Hey, pretty spiffy. Good to have a reference for examples specific to comic use. I would make a couple of technical notes about your guide though, so please don't take offense.
GIF... you should really point out that GIFs are technically lossless. The reason they don't look like the original image though is that they're limited to 256 colors. But you can cut and paste pieces around a gif image all day, and save again and again (as long as you're not adding/changing colors), and it doesn't lose more quality (unlike JPEGs) It's the color loss/limit that makes them so ugly, but for black and white (or grey) 256 shades of grey is plenty. The weird pixelated effect you get in GIFs is called "dithering" and it's when a program tries to fill in intermediate colors. E.g. trying to make a shade of blue-green by putting a green pixel next to a blue one. I always hated it, so I either manually reduce my images to 256 colors when I'm making them, or opt for PNG or JPG.

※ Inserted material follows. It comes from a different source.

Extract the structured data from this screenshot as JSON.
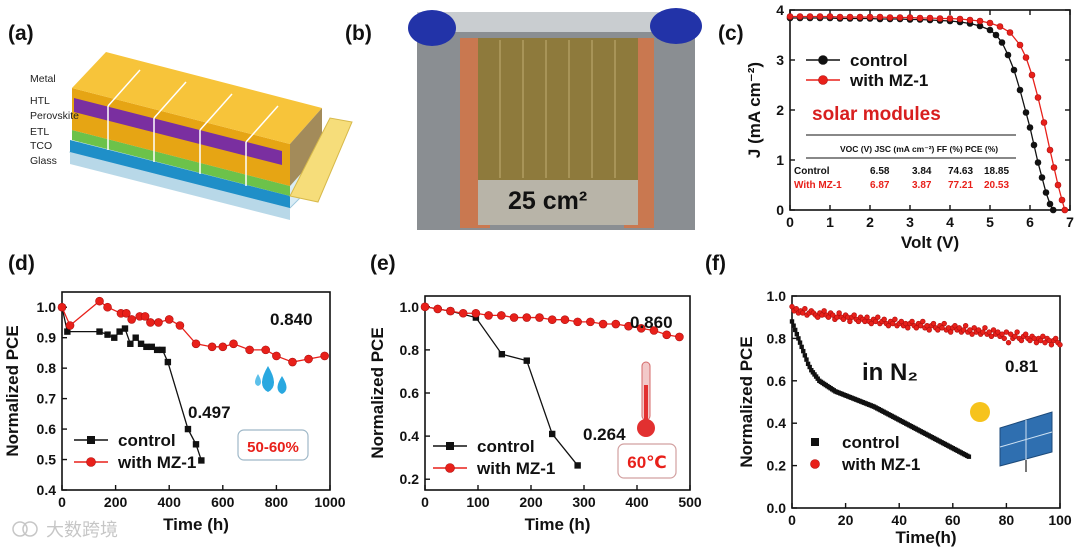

PNG is lossless, and as such, there's no reason you should really ever use less than the maximum compression. The visual result will always be identical. The higher compression only uses up more CPU to display it. That was a problem on 486 PCs when PNG was first introduced, but not on modern machines. Part of what makes PNG so useful is that you can't go wrong with it. Just set maximum compression and your image will look perfect every time. PNG also supports true transparency, so stuff on a page can blend with the background. That's really not useful for comics, but comes in handy for other web design. The xepher.net logo on the main page is an excellent example, as (in firefox or other good browsers at least) you can see how the shadows blend perfectly as you scroll.
PNG actually supports different color depths too, so you can set it to 256 colors just like GIF images are, and get equally small file sizes (with ugly, dithered colors too.) PNG also has a lot of other options that most people won't need, like interlacing, and different compression algorithms. BTW, your example PNG page links the level 6 image for both level 6 and level 9 examples.